The molarity formula is a cornerstone concept in chemistry, used to express the concentration of a solution. Simply defined, molarity (M) is the number of moles of solute (substance being dissolved) per liter of solution. The equation is as follows:

\[\begin{equation}M = \frac{moles}{volume(L)}\end{equation}\]
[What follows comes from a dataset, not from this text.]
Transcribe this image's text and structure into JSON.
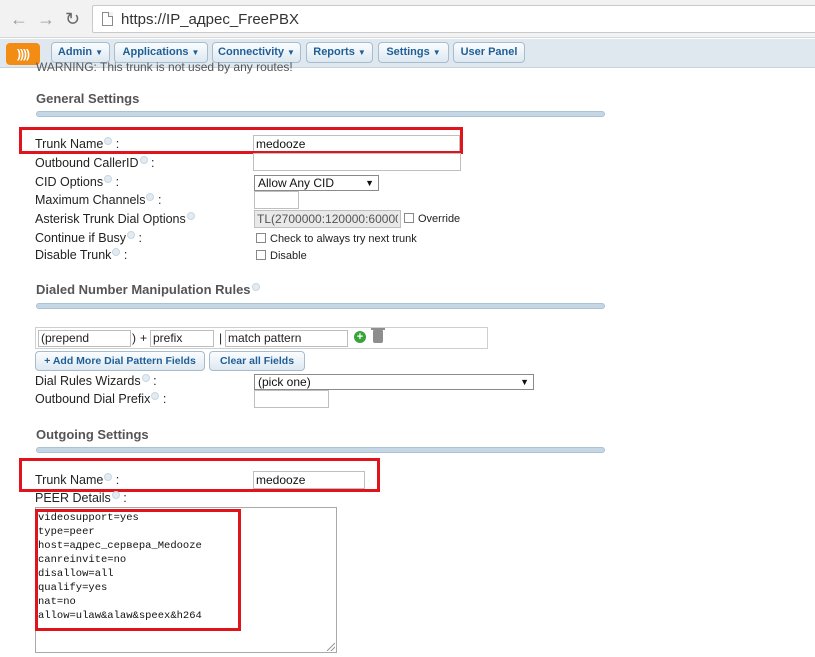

This equation is crucial when preparing solutions in a lab, as it helps determine how much of a compound is needed to achieve a specific concentration. For instance, if you're asked to prepare a 0.250 M sucrose solution, you would start by calculating the number of moles required using the target molarity and volume in liters of the final solution. Once the moles are calculated, you can use the moles to mass conversion to find the precise mass of sucrose needed.

Moles to Mass Conversion

Converting moles to mass is a fundamental skill in chemistry. After calculating the moles needed for a solution using the molarity formula, the next step is to translate this amount into a measurable weight using the molar mass of the solute. The molar mass is the weight in grams of one mole of a substance, determined by summing the atomic masses of all the atoms in a molecule.

The equation to convert moles to mass is given as:

\[\begin{equation}mass = moles \times molar\ mass\end{equation}\]

For our sucrose example with a molar mass of 342.3 g/mol, if we need 0.0625 moles for a solution, the mass in grams is found by multiplying the two:

\[\begin{equation}mass = 0.0625\mathrm{~mol} \times 342.3\mathrm{g/mol}= 21.39\mathrm{~g}\end{equation}\]

This calculation grants us the exact amount of sucrose we need to weigh out and dissolve to achieve the desired solution concentration.

Solution Dilution

Solution dilution involves reducing the concentration of a solution by adding more solvent. The dilution formula (also known as the dilution equation) provides a simple method to determine the volume of a concentrated stock solution needed to achieve a more dilute solution. The formula is:

\[\begin{equation}C_1V_1 = C_2V_2\end{equation}\]

Here,

• \(C_1\) represents the initial concentration of the stock solution,
• \(V_1\) is the volume of the stock solution required,
• \(C_2\) is the final concentration of the diluted solution, and
• \(V_2\) is the final volume of the diluted solution.

By using this formula, one can calculate how much of the stock solution is needed and then add solvent to reach the desired final volume. In the scenario with sucrose, you would start with a concentrated stock solution and use the formula to find out that 23.3 mL of this solution is required to make a 0.100 M solution in a final volume of 350.0 mL.